Recently a folk art 'Bhoot Kola' has been depicted in a famous Kannada film 'Kantara'.
About Bhoot Kola
In Tulu language, ‘Bhoot’ means 'soul' and ‘Kola’ means 'Game'. Kola is also called ‘Nema’ which means 'ceremony'.
It is basically a religious ritual observed by Tulu speaking people in southern Karnataka and some districts of Kerala. According to the belief, those local spirits are worshiped in it, who protect villagers from calamities.
Bhoot Kola is an annual ritual performance. The ritual is performed only by skilled person, who belongs to lower caste of the society. The performer behaves like God and gives answers to the problems of villagers.
The performer wears a skirt made of palm leaves and begins his performance with the onset of evening. His face is painted with many colours and oil. He is treated with high respect in the society.
According to Tulu tribal tradition, Bhoot Kola or God Kola is a "non-Vedic" ritual in which idols representing 'ghosts' are taken out in procession with beating drums and firecrackers. With swords and bells the performer imitates the 'demon' and the rituals also include walking on burning coals.
Bhoot Kola is influenced by Yakshagana, the most popular folk dance performed in the coastal region of Karnataka.
Yakshagana is a traditional folk dance practiced in Karnataka. It is believed that it originated between 10th century and 16th century. It has a distinctive style of music which is different from both the Carnatic and Hindustani styles of Indian classical music. It consists of rich mixture of music, dance, singing and attire. In this art, moral education and public entertainment are important aspects along with performing art. It is heavily influenced by the Vaishnava Bhakti movement. Its themes are basically taken from Ramayana, Mahabharata, Bhagwatageeta and other Hindu epics.
Instruments like Mridangam and bells etc. are used in this art. Ramchandra Hegde and Sheni Gopalkrishna Bhatt are its main actors. It is sung in Kannada language and staged in Malayalam and Tulu languages also.
Recently, more than 900 manuscript of Yakshagana have been digitized by some Yakshagana lovers under the Yakshavahini Trust.

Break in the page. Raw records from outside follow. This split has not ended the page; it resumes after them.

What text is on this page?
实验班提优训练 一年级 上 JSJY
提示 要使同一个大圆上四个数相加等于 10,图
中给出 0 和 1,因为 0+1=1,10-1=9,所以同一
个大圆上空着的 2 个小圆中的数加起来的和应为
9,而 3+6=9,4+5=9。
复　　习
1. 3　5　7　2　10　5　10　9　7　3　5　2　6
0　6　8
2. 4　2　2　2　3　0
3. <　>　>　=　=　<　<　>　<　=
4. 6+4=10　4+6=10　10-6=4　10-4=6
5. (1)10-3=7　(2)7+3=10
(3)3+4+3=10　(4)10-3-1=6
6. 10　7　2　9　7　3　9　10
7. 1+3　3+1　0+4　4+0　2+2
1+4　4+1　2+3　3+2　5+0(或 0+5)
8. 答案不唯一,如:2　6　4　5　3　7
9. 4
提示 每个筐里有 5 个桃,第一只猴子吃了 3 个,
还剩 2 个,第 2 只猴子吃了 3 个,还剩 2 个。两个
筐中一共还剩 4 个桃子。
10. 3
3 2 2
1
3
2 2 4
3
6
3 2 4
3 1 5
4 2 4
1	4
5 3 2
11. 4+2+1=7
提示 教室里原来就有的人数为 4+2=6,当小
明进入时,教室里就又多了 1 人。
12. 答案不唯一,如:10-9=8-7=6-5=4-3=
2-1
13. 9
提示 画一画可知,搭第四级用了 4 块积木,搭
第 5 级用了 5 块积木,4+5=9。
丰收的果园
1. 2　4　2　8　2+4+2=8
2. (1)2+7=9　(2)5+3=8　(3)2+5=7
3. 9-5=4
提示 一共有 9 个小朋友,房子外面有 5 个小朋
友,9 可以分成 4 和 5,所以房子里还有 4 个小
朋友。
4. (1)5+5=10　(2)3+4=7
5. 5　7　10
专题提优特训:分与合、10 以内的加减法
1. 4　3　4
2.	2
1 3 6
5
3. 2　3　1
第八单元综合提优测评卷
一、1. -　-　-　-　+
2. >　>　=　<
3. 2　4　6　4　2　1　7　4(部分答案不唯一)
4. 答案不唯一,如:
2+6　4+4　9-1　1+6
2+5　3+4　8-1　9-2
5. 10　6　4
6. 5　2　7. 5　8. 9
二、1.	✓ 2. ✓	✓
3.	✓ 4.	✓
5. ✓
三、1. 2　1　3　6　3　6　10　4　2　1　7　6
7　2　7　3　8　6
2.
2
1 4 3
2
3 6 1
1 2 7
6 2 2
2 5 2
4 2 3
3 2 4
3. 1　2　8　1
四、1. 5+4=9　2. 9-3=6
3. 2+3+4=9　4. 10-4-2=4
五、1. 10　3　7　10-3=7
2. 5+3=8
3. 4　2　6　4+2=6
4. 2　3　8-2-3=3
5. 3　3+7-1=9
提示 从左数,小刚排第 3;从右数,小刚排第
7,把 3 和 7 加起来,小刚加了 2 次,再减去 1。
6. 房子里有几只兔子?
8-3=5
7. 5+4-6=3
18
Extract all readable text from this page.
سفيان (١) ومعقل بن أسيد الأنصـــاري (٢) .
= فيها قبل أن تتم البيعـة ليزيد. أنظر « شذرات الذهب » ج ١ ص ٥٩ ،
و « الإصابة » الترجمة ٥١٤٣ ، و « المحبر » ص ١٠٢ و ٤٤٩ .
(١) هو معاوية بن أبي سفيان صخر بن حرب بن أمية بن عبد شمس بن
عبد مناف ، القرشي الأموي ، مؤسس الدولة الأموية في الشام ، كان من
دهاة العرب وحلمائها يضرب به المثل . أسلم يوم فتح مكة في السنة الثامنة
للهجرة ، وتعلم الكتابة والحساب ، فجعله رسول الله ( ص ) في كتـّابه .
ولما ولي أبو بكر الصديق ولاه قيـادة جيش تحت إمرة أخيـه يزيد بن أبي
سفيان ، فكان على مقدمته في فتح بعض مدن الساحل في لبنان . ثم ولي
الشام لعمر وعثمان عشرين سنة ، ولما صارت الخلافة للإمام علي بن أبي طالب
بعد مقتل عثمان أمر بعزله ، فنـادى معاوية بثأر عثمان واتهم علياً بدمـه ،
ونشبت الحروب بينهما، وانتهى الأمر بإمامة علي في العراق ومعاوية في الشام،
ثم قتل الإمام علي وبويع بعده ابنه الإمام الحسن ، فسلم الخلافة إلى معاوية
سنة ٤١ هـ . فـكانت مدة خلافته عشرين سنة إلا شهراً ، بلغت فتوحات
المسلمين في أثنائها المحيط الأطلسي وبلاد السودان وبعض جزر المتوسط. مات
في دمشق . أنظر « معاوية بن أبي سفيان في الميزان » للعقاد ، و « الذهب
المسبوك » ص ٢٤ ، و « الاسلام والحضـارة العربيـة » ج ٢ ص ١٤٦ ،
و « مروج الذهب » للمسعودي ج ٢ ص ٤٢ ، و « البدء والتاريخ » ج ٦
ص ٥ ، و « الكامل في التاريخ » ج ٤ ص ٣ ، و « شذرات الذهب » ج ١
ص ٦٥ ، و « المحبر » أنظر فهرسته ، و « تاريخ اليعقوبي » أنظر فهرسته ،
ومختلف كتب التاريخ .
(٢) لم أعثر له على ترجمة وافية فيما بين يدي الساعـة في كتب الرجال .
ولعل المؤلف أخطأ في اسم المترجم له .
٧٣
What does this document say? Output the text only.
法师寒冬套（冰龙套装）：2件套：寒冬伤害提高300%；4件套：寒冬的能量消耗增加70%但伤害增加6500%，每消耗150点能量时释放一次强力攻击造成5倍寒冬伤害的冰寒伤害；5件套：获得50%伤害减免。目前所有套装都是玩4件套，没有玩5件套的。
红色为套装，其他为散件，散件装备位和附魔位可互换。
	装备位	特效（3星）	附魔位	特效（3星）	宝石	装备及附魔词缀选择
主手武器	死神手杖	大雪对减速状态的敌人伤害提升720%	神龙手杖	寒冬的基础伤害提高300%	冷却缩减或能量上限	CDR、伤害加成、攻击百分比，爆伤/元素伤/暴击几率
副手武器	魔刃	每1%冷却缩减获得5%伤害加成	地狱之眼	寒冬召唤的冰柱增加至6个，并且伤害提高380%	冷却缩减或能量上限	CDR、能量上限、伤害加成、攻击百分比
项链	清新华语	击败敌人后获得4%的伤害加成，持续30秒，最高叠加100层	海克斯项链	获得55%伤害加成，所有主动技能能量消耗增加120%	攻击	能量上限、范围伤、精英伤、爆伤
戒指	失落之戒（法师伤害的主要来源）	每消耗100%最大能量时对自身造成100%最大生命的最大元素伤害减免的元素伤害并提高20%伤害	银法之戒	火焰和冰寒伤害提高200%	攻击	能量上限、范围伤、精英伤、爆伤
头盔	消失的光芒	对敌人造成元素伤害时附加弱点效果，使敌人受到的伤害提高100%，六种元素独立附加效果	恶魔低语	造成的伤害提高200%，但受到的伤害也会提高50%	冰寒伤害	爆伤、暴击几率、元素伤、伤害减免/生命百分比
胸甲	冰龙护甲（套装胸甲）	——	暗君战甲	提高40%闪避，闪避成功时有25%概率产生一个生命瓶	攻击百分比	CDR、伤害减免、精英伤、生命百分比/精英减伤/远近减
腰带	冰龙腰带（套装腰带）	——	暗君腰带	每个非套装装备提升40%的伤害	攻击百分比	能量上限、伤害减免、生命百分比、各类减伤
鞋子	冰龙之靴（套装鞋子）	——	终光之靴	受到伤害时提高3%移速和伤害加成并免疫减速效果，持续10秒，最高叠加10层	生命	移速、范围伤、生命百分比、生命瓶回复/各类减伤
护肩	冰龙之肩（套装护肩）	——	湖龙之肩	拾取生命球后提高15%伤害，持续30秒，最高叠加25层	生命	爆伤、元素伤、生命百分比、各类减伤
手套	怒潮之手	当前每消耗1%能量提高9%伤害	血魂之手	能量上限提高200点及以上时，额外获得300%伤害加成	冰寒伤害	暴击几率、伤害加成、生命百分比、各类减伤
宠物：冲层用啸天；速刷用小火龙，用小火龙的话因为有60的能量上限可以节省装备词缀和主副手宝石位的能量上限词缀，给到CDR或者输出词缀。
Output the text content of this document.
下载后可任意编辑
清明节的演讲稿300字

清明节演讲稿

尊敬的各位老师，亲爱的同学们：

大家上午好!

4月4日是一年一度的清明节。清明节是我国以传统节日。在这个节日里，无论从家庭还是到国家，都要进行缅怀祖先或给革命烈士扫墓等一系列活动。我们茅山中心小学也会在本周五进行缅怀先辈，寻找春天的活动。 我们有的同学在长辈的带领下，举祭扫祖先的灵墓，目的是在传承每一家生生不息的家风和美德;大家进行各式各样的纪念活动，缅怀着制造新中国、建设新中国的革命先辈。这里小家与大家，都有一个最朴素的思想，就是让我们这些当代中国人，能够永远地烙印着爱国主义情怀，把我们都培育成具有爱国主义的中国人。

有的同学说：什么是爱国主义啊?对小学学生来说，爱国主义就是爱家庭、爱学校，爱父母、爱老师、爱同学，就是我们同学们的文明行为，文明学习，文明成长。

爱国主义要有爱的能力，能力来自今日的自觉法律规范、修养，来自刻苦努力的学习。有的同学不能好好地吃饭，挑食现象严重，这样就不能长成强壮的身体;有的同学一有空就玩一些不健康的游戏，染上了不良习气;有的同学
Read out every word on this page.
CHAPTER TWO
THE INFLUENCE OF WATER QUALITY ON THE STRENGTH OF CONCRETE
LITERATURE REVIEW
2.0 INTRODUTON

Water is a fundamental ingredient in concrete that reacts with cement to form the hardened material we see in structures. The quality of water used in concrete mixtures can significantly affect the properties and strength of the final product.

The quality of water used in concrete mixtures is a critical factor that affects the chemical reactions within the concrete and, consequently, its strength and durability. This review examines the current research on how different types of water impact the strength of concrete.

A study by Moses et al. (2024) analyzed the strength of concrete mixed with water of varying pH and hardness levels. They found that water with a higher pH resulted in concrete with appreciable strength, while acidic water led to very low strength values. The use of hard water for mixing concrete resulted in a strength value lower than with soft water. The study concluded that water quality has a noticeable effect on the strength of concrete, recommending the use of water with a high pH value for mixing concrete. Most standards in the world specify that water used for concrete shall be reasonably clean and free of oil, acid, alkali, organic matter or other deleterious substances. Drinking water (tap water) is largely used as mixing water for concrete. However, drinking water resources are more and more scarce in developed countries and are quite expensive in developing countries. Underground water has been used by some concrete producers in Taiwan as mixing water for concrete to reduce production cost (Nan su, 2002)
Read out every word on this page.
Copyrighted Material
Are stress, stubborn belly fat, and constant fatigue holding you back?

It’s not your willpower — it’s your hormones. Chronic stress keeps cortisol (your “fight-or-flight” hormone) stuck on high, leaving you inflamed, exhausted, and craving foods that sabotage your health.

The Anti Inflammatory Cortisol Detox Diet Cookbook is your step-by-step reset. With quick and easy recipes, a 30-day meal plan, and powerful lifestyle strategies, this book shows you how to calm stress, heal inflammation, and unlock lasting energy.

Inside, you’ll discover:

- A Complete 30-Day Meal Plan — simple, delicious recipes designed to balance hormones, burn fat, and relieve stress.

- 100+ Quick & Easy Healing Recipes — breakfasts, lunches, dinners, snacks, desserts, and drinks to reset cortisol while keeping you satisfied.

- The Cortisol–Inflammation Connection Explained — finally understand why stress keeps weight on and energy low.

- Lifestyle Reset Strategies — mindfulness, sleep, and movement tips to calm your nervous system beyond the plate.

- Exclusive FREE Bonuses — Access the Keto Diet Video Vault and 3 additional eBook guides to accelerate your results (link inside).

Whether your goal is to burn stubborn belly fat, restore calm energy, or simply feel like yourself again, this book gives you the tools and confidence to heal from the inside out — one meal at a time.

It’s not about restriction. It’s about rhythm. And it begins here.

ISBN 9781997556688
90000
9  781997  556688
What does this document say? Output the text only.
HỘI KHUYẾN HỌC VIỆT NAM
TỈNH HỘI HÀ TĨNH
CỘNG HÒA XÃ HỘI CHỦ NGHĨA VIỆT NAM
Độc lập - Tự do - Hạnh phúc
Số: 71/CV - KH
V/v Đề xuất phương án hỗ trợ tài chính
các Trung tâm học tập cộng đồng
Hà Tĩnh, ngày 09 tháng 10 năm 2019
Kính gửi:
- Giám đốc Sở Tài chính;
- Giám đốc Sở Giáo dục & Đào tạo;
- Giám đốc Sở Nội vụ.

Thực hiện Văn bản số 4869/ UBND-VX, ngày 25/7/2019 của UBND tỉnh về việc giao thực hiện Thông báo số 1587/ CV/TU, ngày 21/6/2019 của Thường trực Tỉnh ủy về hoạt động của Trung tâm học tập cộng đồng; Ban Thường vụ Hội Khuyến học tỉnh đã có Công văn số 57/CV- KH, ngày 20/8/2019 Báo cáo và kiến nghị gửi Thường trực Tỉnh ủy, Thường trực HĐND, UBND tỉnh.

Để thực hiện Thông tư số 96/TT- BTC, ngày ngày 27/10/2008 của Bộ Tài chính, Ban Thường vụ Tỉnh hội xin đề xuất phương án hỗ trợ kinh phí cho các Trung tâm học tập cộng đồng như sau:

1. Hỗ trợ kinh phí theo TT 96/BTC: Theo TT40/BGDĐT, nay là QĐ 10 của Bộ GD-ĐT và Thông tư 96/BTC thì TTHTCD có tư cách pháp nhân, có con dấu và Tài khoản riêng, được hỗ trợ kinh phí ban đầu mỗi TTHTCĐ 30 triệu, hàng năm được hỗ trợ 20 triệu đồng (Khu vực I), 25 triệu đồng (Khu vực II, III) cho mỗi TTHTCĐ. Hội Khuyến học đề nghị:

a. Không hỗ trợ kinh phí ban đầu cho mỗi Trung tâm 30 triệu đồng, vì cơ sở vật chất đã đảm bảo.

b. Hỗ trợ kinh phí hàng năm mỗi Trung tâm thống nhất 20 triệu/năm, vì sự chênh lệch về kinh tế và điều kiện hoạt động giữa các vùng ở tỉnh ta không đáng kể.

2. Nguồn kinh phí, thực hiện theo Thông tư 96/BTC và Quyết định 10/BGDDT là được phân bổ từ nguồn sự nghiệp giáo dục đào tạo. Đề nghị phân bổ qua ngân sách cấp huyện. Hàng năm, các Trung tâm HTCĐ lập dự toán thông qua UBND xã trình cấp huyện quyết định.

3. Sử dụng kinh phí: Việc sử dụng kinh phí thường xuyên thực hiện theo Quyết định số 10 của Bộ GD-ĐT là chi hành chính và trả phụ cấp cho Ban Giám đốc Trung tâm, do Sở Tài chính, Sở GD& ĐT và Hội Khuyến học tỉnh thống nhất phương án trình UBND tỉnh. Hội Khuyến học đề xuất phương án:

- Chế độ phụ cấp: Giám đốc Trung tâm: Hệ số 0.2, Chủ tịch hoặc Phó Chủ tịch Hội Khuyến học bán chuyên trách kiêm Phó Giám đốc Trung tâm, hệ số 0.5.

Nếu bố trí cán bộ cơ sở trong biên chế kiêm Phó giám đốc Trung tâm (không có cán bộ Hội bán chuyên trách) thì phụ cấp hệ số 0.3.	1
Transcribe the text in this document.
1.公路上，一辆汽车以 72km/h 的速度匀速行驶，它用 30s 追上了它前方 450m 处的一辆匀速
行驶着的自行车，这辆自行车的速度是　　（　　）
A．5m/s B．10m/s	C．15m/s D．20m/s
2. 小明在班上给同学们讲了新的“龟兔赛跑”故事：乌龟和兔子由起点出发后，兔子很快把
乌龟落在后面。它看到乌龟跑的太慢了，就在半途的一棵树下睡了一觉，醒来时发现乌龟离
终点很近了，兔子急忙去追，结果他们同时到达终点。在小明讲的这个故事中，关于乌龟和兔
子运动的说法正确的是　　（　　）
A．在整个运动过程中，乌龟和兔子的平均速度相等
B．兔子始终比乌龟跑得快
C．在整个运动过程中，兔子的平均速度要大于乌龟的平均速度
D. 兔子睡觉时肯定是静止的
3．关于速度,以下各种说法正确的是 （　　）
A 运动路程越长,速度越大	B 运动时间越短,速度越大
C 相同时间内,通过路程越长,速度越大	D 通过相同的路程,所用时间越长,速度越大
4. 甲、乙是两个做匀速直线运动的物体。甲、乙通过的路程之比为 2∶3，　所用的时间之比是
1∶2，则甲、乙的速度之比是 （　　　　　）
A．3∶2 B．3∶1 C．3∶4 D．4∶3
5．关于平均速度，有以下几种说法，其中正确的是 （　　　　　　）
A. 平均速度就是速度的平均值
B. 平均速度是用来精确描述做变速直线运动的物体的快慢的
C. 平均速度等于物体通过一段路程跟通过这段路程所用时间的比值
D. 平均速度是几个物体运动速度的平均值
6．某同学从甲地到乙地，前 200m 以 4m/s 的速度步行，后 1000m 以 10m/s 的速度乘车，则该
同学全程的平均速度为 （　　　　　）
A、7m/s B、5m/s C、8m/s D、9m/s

Tulu is a Dravidian language that is mainly spoken in the two coastal districts of Karnataka- Dakshina Kannada and Udupi and also in Kasaragod district of Kerala. Tulu speaking people are informally known as Shetra Tulu Nadu due to their spread over a limited area.
Tulu has a rich oral tradition in form of Paddana and folk theatre Yakshagana.
Currently, Tulu is not part of Eighth Schedule of the Constitution. But efforts are being made to include it in the Eighth Schedule. Members of Parliament and MLAs can speak in Tulu in Parliament and State Legislative Assemblies respectively. Aspirants of Competitive Exams can write All India Competitive Exams like Civil Services Exam in Tulu.